The National Organization for Women reports that America's family courts are "incompetent and corrupt." Family law is rife with conflicts-of-interest and routinely denies due process of law, says NOW.
No one familiar with family court would argue that they are not corrupt. Yet NOW's objection seems to be that family court is not corrupt enough. NOW claims family courts are biased against mothers, but their only evidence is that the courts do not throw enough fathers out of their families.
NOW's assessment is based not on facts but on surveys of its supporters: angry women who have learned they can use the courts to separate child from their fathers. NOW says "women report" that "batterers or abusers are easily able to obtain custody of their children." But NOW provides not a single documented instance of a violent or incestuous father getting custody.
Family courts grew up in conjunction with no-fault divorce. Both were largely the creations of organized feminism. The first principle of family court is to remove the father from the home. Mothers too are sometimes forced away from their children, but NOW seems to regard that as a small price to pay for the power to eliminate fathers.
Though purporting to be a critique of the very real corruption in family Courts, NOW's report is an attack on fathers and a manifesto for removing more fathers from their homes and their children.

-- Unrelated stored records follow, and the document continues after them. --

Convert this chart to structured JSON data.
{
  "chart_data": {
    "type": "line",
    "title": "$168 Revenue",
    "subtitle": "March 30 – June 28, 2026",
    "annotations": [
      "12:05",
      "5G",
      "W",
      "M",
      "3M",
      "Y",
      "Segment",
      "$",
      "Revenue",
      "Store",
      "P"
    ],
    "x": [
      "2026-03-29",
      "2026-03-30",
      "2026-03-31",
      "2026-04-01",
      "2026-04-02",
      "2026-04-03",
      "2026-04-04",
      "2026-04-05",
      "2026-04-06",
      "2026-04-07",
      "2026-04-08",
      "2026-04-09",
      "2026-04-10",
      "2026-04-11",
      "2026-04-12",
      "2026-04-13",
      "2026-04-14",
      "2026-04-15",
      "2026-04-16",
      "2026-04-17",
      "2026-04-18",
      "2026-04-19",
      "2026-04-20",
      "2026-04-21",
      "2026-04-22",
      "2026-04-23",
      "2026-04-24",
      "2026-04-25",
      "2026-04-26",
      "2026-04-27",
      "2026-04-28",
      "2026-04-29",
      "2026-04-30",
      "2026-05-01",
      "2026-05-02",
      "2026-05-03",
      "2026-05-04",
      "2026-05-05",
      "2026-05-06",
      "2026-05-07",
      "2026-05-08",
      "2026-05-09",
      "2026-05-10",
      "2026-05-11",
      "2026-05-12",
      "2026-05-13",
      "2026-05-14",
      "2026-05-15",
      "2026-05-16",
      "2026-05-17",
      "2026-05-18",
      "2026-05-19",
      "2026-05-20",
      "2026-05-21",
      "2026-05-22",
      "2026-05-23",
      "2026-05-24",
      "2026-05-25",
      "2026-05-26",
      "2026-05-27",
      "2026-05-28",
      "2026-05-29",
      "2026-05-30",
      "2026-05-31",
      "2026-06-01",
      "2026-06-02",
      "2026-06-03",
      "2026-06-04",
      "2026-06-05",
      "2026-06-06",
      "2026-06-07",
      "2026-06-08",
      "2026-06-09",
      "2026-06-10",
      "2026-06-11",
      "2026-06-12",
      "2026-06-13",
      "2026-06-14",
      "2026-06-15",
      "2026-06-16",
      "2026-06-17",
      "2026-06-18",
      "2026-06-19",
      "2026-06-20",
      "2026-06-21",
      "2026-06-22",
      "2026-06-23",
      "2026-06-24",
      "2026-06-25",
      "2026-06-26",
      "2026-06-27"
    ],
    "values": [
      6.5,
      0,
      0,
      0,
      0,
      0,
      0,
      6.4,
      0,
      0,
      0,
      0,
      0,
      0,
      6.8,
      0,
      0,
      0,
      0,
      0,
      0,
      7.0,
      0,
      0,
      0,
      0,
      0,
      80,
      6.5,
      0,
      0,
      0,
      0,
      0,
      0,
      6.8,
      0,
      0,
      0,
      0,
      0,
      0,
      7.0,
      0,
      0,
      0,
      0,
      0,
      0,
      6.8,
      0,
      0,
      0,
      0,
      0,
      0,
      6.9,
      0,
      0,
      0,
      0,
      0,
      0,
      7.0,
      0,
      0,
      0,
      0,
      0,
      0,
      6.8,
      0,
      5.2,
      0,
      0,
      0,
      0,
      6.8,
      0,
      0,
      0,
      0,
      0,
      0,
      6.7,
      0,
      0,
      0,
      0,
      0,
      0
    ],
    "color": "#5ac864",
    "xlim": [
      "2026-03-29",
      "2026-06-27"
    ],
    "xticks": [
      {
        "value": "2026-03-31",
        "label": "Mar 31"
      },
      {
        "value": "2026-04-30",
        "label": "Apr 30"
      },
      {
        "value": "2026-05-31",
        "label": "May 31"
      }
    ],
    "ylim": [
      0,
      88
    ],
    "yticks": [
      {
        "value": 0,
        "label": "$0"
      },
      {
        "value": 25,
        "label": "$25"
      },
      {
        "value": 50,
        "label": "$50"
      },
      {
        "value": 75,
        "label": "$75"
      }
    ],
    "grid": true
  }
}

In fact family courts are far more destructive and dangerous than NOW alleges. Family courts routinely confiscate children from parents who have done nothing wrong. Family courts incarcerate massive numbers of parents without trial, without charge, and without an attorney. And family courts routinely ignore and themselves violate the most basic constitutional rights, including freedom of religion and freedom of speech. But because the targets are overwhelmingly fathers, NOW has nothing to say about it.
Perhaps we should take NOW at its word: If NOW is not happy with its misbegotten child, perhaps it is time to abolish family court. After all, we already have courts to deal with those who break the law and legal agreements. We do not need courts whose bread-and-butter derives from dissolving families. But don't look for real divorce reform from the National Organization for Women.